Tony Simone, a gay man, is poised to succeed the longest-serving member of the New York State Assembly, Dick Gottfried, who is retiring after 52 years. Simone, who had Gottfried’s backing, won the Democratic primary in the 75th Assembly District on the west side of Manhattan; it includes the heavily LGBTQ+ neighborhood of Hell’s Kitchen, which Simone calls home. He will face Republican Joseph A. Maffia in November, but the district is largely Democratic. Simone has been a community leader and organizer in both the public and private sectors and has led fights for tenant and immigrant rights, marriage equality, and accessible green space. “My grandfather taught me the importance of never thinking you’re better than anybody else and the importance of public service, and giving back to your community,” he said after being declared the winner, according to local news site W42St. “And my grandfather — who was a union delegate — also taught me the most important lesson ever — that you do nothing in life alone.
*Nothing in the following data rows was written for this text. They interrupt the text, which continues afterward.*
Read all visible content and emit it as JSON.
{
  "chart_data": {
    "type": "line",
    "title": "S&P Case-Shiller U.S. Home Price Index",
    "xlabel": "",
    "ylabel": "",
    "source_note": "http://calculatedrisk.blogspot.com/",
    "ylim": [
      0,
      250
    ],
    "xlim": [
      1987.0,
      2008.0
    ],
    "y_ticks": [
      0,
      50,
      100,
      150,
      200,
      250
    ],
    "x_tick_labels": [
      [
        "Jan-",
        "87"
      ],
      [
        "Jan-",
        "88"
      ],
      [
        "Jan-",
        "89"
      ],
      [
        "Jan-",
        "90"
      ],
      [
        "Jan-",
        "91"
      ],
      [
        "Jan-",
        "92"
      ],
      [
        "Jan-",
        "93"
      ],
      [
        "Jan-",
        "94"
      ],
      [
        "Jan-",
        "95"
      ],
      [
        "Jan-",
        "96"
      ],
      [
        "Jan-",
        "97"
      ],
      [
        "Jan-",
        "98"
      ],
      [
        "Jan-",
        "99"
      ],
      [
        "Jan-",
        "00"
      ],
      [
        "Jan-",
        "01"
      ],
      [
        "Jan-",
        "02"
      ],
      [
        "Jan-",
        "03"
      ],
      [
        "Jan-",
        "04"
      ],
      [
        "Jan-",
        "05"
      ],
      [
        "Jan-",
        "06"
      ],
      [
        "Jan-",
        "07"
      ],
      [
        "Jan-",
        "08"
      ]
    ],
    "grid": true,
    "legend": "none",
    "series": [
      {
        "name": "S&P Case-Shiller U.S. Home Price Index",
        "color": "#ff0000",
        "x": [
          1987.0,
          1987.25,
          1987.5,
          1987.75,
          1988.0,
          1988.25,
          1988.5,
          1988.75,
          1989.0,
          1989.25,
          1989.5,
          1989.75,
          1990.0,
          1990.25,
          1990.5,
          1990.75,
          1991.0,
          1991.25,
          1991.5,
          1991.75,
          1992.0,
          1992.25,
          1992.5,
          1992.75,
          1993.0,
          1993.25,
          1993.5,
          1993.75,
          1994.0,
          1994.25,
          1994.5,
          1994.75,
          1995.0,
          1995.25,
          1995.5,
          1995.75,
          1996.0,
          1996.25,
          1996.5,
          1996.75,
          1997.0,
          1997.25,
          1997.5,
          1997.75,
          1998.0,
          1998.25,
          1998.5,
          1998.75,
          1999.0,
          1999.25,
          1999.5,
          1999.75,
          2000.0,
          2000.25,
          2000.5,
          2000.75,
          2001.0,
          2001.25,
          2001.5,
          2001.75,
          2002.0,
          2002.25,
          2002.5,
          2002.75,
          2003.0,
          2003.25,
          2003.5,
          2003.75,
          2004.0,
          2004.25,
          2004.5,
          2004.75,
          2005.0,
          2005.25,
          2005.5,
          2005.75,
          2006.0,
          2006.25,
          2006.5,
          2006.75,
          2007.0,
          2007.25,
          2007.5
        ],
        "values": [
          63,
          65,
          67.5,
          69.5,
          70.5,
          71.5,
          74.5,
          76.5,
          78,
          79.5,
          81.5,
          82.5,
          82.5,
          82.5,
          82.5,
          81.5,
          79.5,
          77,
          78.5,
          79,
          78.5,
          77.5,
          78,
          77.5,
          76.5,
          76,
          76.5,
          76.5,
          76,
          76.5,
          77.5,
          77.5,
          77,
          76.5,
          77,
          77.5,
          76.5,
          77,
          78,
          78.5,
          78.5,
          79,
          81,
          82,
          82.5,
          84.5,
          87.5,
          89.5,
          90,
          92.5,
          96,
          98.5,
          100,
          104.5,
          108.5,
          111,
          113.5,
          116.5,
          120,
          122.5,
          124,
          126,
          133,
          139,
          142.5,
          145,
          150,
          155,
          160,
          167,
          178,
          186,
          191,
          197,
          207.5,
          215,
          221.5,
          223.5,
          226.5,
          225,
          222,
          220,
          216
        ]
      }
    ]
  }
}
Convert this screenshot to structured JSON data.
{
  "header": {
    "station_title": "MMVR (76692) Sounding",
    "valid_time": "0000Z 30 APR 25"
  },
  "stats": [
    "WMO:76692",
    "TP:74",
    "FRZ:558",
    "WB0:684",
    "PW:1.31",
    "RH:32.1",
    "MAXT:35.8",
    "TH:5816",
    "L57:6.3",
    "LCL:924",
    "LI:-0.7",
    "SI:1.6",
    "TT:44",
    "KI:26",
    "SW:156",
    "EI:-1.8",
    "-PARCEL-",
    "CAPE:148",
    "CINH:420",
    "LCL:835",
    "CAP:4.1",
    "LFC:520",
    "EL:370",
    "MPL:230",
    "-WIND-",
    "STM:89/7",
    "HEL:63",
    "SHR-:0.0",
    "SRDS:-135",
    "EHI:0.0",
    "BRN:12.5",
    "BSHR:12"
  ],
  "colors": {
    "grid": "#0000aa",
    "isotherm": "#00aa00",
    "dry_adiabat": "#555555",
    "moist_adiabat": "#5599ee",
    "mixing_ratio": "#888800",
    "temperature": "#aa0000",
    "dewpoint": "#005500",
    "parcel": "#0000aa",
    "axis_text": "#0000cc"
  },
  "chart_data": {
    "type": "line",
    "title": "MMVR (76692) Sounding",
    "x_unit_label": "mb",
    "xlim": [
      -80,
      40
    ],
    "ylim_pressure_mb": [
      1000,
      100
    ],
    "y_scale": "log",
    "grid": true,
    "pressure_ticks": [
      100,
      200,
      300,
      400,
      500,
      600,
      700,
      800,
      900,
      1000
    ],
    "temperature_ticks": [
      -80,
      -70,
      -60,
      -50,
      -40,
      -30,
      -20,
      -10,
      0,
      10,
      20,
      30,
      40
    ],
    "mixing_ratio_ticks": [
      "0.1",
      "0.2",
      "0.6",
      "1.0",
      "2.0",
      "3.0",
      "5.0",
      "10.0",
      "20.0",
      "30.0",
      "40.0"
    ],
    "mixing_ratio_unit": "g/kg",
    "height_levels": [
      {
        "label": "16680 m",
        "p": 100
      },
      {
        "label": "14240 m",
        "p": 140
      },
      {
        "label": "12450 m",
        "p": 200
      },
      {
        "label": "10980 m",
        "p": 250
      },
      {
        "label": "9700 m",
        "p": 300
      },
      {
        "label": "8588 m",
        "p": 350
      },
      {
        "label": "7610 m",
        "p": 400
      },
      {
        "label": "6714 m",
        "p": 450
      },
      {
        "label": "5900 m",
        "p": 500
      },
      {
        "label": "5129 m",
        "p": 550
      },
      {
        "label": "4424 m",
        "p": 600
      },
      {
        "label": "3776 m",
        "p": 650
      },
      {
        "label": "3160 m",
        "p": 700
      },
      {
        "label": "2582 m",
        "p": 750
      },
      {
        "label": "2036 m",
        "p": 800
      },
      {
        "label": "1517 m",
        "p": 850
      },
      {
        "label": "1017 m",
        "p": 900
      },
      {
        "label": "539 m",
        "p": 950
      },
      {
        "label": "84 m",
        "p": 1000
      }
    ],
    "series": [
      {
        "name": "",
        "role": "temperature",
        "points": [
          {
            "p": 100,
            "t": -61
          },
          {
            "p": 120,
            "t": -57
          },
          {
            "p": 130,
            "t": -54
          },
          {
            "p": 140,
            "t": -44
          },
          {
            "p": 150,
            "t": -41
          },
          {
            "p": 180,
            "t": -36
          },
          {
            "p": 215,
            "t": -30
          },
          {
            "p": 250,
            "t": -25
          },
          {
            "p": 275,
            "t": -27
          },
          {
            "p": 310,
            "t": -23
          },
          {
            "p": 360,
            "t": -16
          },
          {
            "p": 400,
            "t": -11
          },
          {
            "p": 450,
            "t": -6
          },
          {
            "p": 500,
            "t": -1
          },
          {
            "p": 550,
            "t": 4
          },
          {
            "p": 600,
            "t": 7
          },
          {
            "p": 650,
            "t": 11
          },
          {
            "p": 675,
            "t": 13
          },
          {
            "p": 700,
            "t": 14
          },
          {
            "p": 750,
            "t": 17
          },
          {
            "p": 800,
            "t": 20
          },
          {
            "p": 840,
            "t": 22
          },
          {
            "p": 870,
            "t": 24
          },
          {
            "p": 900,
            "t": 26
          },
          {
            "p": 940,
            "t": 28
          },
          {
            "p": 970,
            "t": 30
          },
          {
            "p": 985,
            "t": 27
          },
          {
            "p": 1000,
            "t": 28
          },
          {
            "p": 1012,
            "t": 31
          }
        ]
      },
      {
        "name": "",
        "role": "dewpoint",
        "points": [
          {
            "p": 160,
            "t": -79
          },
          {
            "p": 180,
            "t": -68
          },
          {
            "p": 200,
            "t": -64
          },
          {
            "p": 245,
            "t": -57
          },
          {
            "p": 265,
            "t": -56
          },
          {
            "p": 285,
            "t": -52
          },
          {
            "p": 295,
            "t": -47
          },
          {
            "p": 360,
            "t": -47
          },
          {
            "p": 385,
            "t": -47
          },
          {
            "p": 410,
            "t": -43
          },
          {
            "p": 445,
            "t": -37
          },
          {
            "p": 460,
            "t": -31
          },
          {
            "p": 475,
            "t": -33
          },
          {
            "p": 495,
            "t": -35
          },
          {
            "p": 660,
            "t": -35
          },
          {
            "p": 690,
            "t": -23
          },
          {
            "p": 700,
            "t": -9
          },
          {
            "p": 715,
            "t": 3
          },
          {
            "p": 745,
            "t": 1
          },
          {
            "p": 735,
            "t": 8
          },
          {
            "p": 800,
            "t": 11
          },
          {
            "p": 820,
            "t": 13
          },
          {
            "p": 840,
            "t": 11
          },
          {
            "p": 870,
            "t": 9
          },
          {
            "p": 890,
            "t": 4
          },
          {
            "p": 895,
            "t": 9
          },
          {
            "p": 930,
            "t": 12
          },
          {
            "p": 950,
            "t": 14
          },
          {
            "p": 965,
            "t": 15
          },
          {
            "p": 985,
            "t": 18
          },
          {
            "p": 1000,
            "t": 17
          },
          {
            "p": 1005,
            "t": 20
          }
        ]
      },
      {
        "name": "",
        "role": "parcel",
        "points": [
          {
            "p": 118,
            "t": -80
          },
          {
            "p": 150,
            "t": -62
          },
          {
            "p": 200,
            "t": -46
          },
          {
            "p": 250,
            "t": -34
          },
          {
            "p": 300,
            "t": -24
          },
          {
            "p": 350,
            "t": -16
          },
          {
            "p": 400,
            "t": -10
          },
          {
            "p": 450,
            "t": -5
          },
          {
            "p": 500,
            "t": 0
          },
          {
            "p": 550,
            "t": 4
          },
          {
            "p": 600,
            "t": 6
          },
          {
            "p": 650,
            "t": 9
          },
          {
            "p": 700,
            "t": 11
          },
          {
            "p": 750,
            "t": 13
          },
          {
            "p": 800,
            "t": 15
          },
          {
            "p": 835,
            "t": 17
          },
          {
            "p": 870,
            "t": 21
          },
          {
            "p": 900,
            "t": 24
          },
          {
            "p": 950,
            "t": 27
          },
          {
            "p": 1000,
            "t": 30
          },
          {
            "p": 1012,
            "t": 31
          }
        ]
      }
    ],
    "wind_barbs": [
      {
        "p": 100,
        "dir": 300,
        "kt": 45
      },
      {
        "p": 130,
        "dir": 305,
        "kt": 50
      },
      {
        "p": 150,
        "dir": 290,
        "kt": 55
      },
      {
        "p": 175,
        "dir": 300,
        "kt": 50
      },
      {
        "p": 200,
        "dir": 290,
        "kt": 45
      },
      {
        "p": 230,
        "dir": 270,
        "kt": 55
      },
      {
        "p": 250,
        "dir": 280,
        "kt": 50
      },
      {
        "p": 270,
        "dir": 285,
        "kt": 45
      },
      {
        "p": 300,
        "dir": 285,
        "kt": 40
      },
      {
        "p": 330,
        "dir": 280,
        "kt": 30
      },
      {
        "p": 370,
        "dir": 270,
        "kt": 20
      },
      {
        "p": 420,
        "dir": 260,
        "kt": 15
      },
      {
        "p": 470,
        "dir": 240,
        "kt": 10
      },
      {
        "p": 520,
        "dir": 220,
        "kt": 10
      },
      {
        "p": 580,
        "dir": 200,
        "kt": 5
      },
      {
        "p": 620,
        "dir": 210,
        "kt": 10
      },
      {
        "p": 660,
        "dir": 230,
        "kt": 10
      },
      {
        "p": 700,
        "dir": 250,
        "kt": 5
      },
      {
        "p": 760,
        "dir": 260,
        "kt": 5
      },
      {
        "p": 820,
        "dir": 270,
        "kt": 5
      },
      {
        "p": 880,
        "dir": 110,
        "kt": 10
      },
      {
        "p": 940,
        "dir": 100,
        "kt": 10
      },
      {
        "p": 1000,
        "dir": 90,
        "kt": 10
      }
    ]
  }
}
That only through broad, diverse coalitions in collective action do you come up with creative solutions to the most complex problems.”
SJ Howell is making history in Montana, likely to become the state’s first nonbinary legislator. Howell was unopposed in the Democratic primary for House District 95, where incumbent Danny Tenenbaum did not seek reelection. Howell will be up against Republican Lauren Subith and Libertarian J.C. Windmueller in November, but their district, in Missoula, is considered a shoo-in for Democrats.
“One reason I decided to run for office this year is that I believe that representation matters and that conversations about LGBTQ communities should not happen without LGBTQ people in the room,” Howell, who is also queer and trans, told The Advocate upon being named one of this year’s Champions of Pride. “Being an out queer and trans state representative might not stop anti-LGBTQ legislation from being introduced in Montana, but it will change the shape of the debate and let queer and trans Montanans know that they are represented in the rooms where decisions about their lives are being made.”
Zooey Zephyr, a bisexual transgender woman, won the Democratic primary in Montana House of Representatives District 100, besting Dave Severson. She will face Republican Sean McCoy and Libertarian Michael Vanacek in November’s general election, but the district, located in the university town of Missoula, is considered safely Democratic, so she is likely to become Montana’s first trans woman lawmaker.
“Montanans’ voices rang loud and clear tonight: They are ready for a leader ready to disrupt the status quo and fight for real change,” Annise Parker, president and CEO of the LGBTQ Victory Fund, which endorsed Zephyr, said in a press release upon Zephyr's win. “From tackling the housing crisis to securing affordable health care to fighting back against attacks on human rights, Zooey has a persuasive vision for the future that voters are clearly enthusiastic about. Her win tonight is a deafening rebuke to the anti-trans bigotry plaguing the Montana state legislature and our country. We are confident she will be a skilled, powerful legislator and an inspiration for trans people across the country.”